1. Develop AI agents capable of helping human users by solving tasks in complex environments, harnessing the latest advances in foundational models (such as large language models and large multimodal models), sequential decision-making, reinforcement learning, and multimodal AI.

2. Advance research and development of foundation models (e.g., large language models, multimodal foundation models, etc.) by developing compute-efficient training algorithms and architectures, constructing large-scale, high-quality datasets automatically, and improving generalization and adaptability with transfer learning and few-shot/zero-shot learning.
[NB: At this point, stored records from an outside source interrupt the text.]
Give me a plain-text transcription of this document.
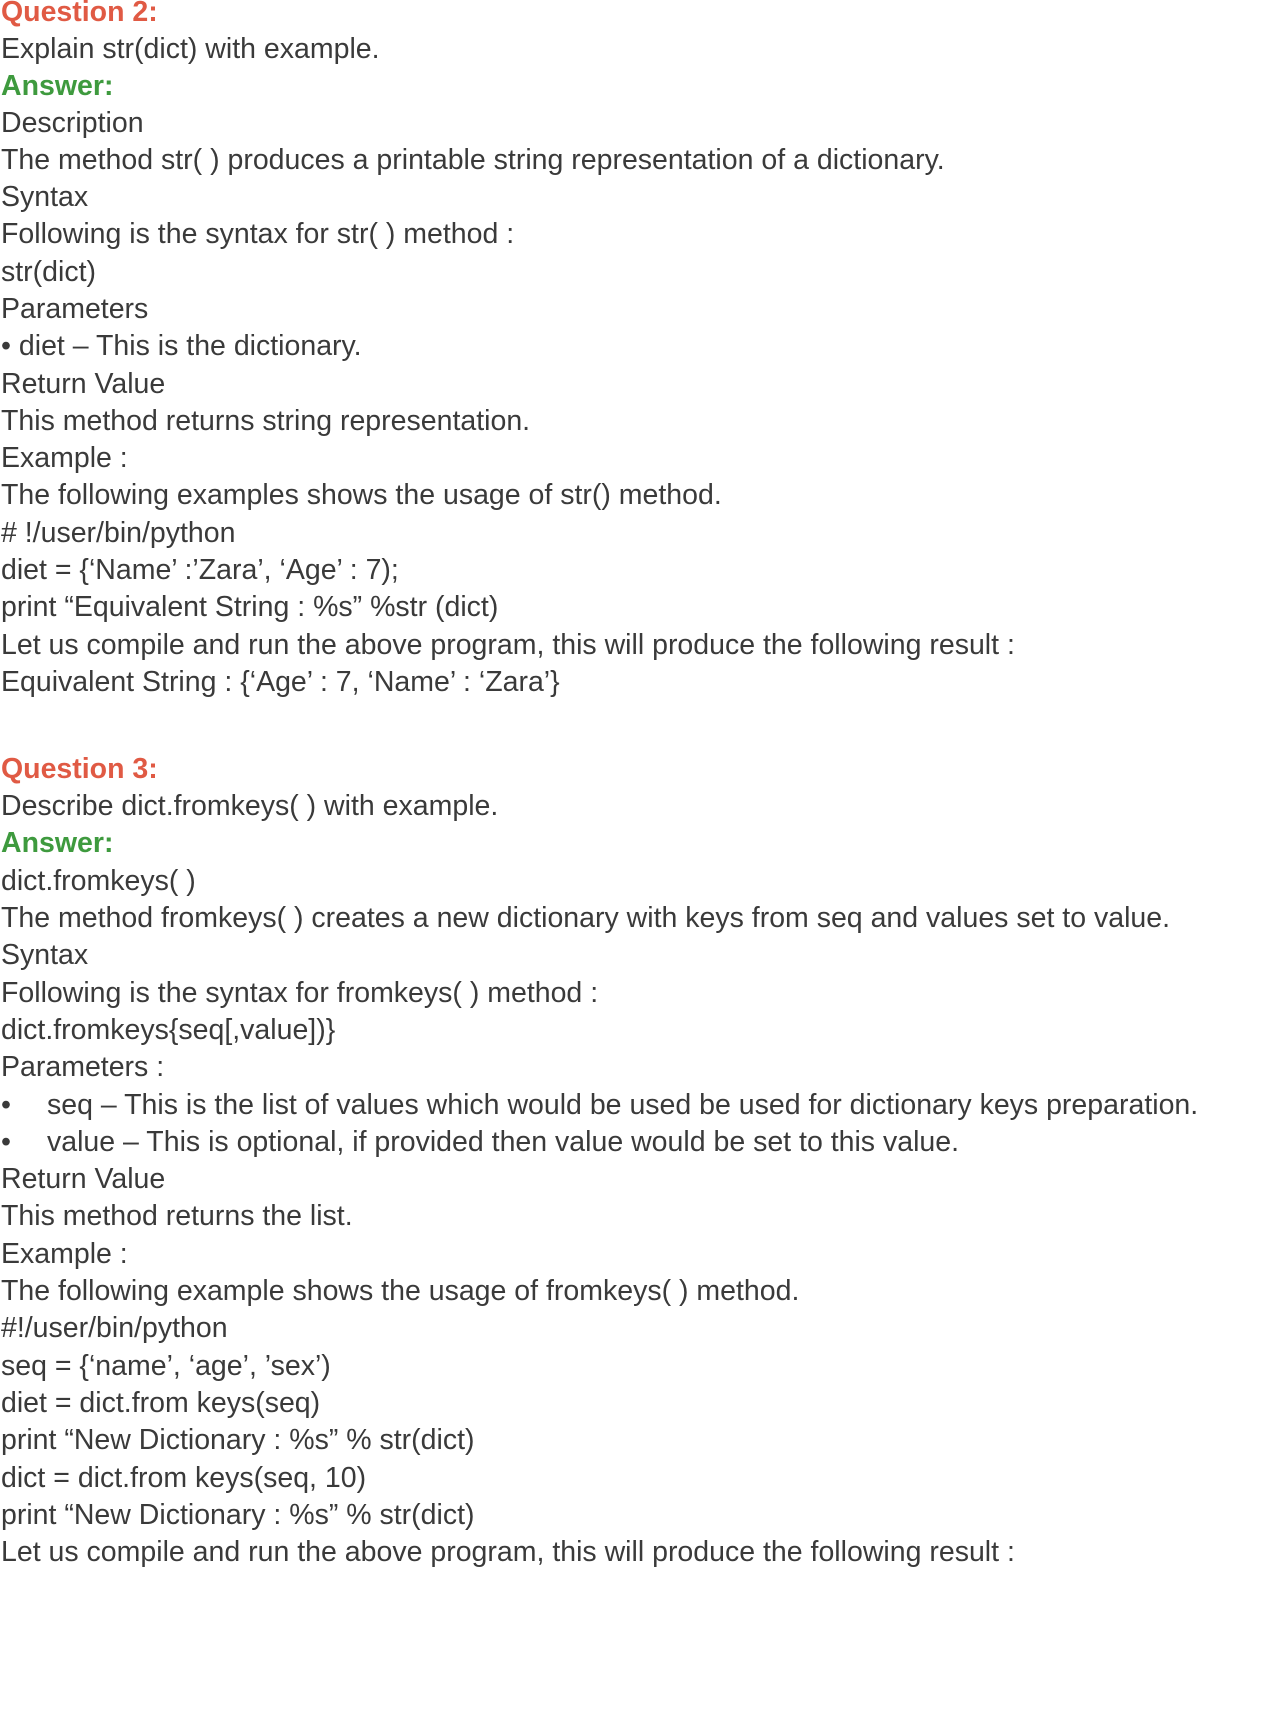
Question 2:
Explain str(dict) with example.
Answer:
Description
The method str( ) produces a printable string representation of a dictionary.
Syntax
Following is the syntax for str( ) method :
str(dict)
Parameters
• diet – This is the dictionary.
Return Value
This method returns string representation.
Example :
The following examples shows the usage of str() method.
# !/user/bin/python
diet = {‘Name’ :’Zara’, ‘Age’ : 7);
print “Equivalent String : %s” %str (dict)
Let us compile and run the above program, this will produce the following result :
Equivalent String : {‘Age’ : 7, ‘Name’ : ‘Zara’}
Question 3:
Describe dict.fromkeys( ) with example.
Answer:
dict.fromkeys( )
The method fromkeys( ) creates a new dictionary with keys from seq and values set to value.
Syntax
Following is the syntax for fromkeys( ) method :
dict.fromkeys{seq[,value])}
Parameters :
• seq – This is the list of values which would be used be used for dictionary keys preparation.
• value – This is optional, if provided then value would be set to this value.
Return Value
This method returns the list.
Example :
The following example shows the usage of fromkeys( ) method.
#!/user/bin/python
seq = {‘name’, ‘age’, ’sex’)
diet = dict.from keys(seq)
print “New Dictionary : %s” % str(dict)
dict = dict.from keys(seq, 10)
print “New Dictionary : %s” % str(dict)
Let us compile and run the above program, this will produce the following result :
Some relevant research topics are listed below (but not limited to):

1. Natural Language Understanding
- Large Language Models
- Compute-efficient training algorithms and architectures
- Curating and building large-scale high-quality datasets/benchmarks automatically
- Improving instruction following and text generation via advanced instruction tuning and RLHF
- Reasoning
- Code generation
- LLM Agents
- Dialogue Systems

2. Reinforcement Learning
- RL + Language
- LLM Agents
- Compositional task generalization
- AI agents/assistants for real-world applications
- Hierarchical reinforcement learning/planning/imitation learning
- Meta/multi-task/transfer reinforcement learning
- Reinforcement learning from human feedback (RLHF)
- Offline reinforcement learning

3. Multimodal learning
- Vision-language grounding
- Video understanding
- Deep generative models (images, videos, text, etc.)

 

Minimum Qualifications

  • Strong programming skills and an impressive project portfolio, with a focus on producing work that has real-world applicability.
  • Proficient in the use of deep learning frameworks, with strong skills in applying these tools to solve complex problems.
  • Expertise in state-of-the-art AI research topics and methodologies, demonstrating a thorough understanding of the field's current landscape and its future potential.
  • Excellent communication skills, proficient at clearly presenting the research vision, technical concepts and methodologies, experimental results, and key insights to a diverse audience, with the ability to tailor the message for varying purposes and levels of technical expertise.

 

Preferred Qualifications

  • Extensive industry experience in applying AI research in a practical, product-oriented environment, with a focus on deliverable outcomes and real-world problem-solving.
  • Experience in large-scale learning, parallelism, high-performance implementations, large-scale model development, and interactive systems.
  • Experience in building new datasets, deriving insights from datasets, demonstrating proactive data-driven problem-solving skills.
  • Experience in contribution to high-impact open-source projects
  • Exceptional mathematical ability.
  • An advanced degree (e.g., M.S. or Ph.D.) in a relevant field with peer-reviewed publications in top machine learning conferences.

 

Successful candidates have the following traits:

  • Creative Problem Solver: Exceptional skills in analyzing intricate issues and formulating innovative AI technologies and methodologies.
  • Strategic Vision: A strategic outlook that ensures research activities are in alignment with overarching goals of the team and company, continuously pushing boundaries to address the most pressing challenges.
  • Purpose-Driven Research: Strong desire to engage in research that yields practical solutions and meaningful contributions to the company and the society at large.
  • Results-Oriented: Strong commitment to transforming research insights into impactful, actionable outcomes.



Recruiting Process

  • Application Review → Coding Test → Technical Interview (Online) → Culture Fit Interview

*  The process is subject to change, and we will contact you separately if you are selected to move forward with the recruiting process.